The second law of thermodynamics tells us that entropy must increase over time - everything tends toward disorder. And yet, in certain pockets of the universe, order can spontaneously emerge through random fluctuations, provided that other regions simultaneously become more chaotic. We happen to inhabit one of the most extraordinarily ordered corners of existence. Consider: even a short strand of DNA is so precisely structured that the probability of it appearing through "random fluctuation" of physical matter is almost incomprehensibly small. However, one cell contains billions of base pairs. Complex organisms contain trillions of cells. Earth sustains millions of species.
Maybe the answer lies in infinite time and infinite space.

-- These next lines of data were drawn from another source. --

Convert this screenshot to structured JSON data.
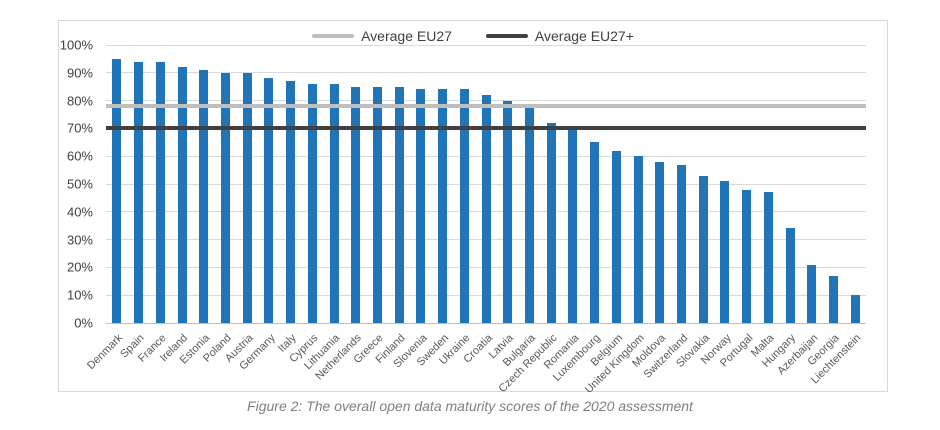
{
  "chart_data": {
    "type": "bar",
    "title": "",
    "categories": [
      "Denmark",
      "Spain",
      "France",
      "Ireland",
      "Estonia",
      "Poland",
      "Austria",
      "Germany",
      "Italy",
      "Cyprus",
      "Lithuania",
      "Netherlands",
      "Greece",
      "Finland",
      "Slovenia",
      "Sweden",
      "Ukraine",
      "Croatia",
      "Latvia",
      "Bulgaria",
      "Czech Republic",
      "Romania",
      "Luxembourg",
      "Belgium",
      "United Kingdom",
      "Moldova",
      "Switzerland",
      "Slovakia",
      "Norway",
      "Portugal",
      "Malta",
      "Hungary",
      "Azerbaijan",
      "Georgia",
      "Liechtenstein"
    ],
    "values": [
      95,
      94,
      94,
      92,
      91,
      90,
      90,
      88,
      87,
      86,
      86,
      85,
      85,
      85,
      84,
      84,
      84,
      82,
      80,
      78,
      72,
      70,
      65,
      62,
      60,
      58,
      57,
      53,
      51,
      48,
      47,
      34,
      21,
      17,
      10
    ],
    "value_unit": "%",
    "bar_color": "#2074b7",
    "y_tick_labels": [
      "100%",
      "90%",
      "80%",
      "70%",
      "60%",
      "50%",
      "40%",
      "30%",
      "20%",
      "10%",
      "0%"
    ],
    "ylim": [
      0,
      100
    ],
    "grid": true,
    "legend_position": "top",
    "reference_lines": [
      {
        "label": "Average EU27",
        "value": 78,
        "color": "#bfbfbf"
      },
      {
        "label": "Average EU27+",
        "value": 70,
        "color": "#404040"
      }
    ]
  },
  "caption": "Figure 2: The overall open data maturity scores of the 2020 assessment",
  "colors": {
    "gridline": "#d9d9d9",
    "axis_line": "#bfbfbf",
    "panel_border": "#d9d9d9",
    "tick_text": "#404040",
    "category_text": "#595959",
    "caption_text": "#7f7f7f"
  }
}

This idea, that fluctuations become inevitable given enough of both, brings us to Nietzsche's pitiless doctrine of eternal recurrence: the Ouroboros I so desperately want tattooed on my ankle.. — which is cognitively destabilizing not because it can't be true, but because if it is, we might as well abandon any attempt to understand the universe and just keep trying to make sense of things anyway, because nothing means anything.
And yet, Nietzsche's concept of the Übermensch can say yes to exactly that world. Only the Übermensch can continue living after shedding every consoling illusion that religion, science, and philosophy have offered us as comfort.
For a literary portrait of this figure, I'd point you to Dreiser's Trilogy of Desire. For the physics underpinning all of this - Katie Mack's The End of Everything.